The Daily Tar Heel

Serving the students and the University community since 1893

Wednesday December 8th

BOG Approves Finance Chief, Provost

DURHAM - The Board of Governors held a third workshop Friday to discuss the system's budget request for 2001-03, which will likely include new funding for enrollment growth, technology, and faculty salaries.

The BOG will vote next month on its 2001-02 budget request. UNC-system President Molly Broad's preliminary budget also includes a 4 percent systemwide tuition increase aimed at offsetting the system's rising operating costs.

At BOG Chairman Ben Ruffin's request, part of the workshop was spent reviewing the board's tuition-setting policy, adopted in 1998. The policy, which yielded the proposed 4 percent increase, aims to provide a framework by which tuition levels rise steadily with inflation.

Gary Barnes, UNC-system vice president for program assessment, said the procedure was meant to ensure that tuition levels rise steadily instead of increasing sharply to catch up with inflation.

Barnes also reviewed the process by which individual campuses are allowed to request tuition increases.

Last year, the BOG approved campus-initiated tuition increases at five system schools - including UNC-Chapel Hill - which were largely aimed at funding faculty salaries.

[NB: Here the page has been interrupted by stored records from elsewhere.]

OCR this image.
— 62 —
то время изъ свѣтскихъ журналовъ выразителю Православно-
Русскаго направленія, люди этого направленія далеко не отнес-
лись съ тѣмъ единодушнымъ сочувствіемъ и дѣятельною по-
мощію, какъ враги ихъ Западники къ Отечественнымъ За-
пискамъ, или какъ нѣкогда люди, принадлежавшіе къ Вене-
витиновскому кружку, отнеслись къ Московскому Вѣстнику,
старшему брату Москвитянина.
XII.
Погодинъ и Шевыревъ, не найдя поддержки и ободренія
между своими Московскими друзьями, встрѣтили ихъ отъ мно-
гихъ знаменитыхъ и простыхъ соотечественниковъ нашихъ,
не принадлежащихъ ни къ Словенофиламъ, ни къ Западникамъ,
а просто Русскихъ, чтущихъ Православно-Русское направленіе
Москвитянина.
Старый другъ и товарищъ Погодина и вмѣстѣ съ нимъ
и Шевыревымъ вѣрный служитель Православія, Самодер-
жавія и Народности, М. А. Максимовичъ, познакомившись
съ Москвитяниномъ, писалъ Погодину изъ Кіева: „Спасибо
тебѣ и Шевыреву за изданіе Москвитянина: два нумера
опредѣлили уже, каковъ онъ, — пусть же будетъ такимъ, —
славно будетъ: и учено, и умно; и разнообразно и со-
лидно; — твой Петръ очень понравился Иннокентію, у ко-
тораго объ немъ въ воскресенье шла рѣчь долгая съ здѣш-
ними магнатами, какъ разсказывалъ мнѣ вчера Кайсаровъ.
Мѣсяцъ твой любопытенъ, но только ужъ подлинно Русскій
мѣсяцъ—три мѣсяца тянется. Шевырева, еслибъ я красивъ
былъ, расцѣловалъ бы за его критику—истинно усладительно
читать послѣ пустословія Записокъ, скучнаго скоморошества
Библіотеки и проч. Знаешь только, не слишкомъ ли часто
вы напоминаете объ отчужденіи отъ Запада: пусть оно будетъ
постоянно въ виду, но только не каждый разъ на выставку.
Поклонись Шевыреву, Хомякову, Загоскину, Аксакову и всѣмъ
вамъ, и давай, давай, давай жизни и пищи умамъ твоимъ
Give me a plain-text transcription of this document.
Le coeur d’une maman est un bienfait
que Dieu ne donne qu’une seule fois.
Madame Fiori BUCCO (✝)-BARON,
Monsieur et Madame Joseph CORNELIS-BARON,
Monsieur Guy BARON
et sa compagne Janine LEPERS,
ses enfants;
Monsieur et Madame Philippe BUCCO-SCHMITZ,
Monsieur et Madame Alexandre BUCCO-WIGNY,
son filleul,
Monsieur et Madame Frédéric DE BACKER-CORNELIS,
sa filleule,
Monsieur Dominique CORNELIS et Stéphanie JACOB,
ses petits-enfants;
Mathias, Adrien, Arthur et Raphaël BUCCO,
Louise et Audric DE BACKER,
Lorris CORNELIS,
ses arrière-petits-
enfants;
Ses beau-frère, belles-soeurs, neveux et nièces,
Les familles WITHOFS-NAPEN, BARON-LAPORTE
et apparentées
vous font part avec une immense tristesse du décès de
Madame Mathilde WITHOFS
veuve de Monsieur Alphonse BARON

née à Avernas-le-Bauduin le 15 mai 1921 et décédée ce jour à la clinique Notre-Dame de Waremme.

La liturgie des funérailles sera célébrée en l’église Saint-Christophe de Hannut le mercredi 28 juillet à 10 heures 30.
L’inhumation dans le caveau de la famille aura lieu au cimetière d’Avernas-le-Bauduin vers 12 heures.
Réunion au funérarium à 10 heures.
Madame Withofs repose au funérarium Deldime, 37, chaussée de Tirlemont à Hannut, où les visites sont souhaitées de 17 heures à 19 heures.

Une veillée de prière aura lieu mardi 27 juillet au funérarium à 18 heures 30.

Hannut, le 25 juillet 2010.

System policy states that campus-initiated tuition increases should only be allowed under extraordinary circumstances - circumstances that Broad said existed last year after Hurricane Floyd and two costly court rulings combined to drain the state's available resources.

Broad said after the meeting she had no idea whether campuses would request tuition increases this year. But she said fiscal constraints facing the state last year constituted extraordinary circumstances. "(`Extraordinary') means something you don't find every year," Broad said. "I think the burden of this policy fall on the campuses to prove that they are sustaining an extraordinary circumstance."

But Broad could not outline any criteria the board would use to determine if campuses meet that burden of proof.

The BOG will vote on any campus-initiated tuition increases in March at the same time that it sets student fees.

The preliminary two-year budget request also includes $113.7 million in new spending for programs aimed at increasing access to system schools, including enrollment growth and a need-based financial aid plan partially funded by the N.C. General Assembly this summer.

An additional $41.8 million would be appropriated to increase the effectiveness of technology across the system.

In addition to discussing the system's long-range budget priorities, BOG members also used Friday's meetings to examine the progress of the campaign to ensure passage of the $3.1 billion bond referendum that would fund capital improvements on the state's university and community college campuses. When the BOG reconvenes in November, N.C. voters will have determined the bond package's fate.

Public Affairs Committee Chairman Jim Phillips urged BOG members to continue working to inform voters about the bond until the Nov. 7 referendum. He urged board members, "Just keep on keepin' for the next three weeks."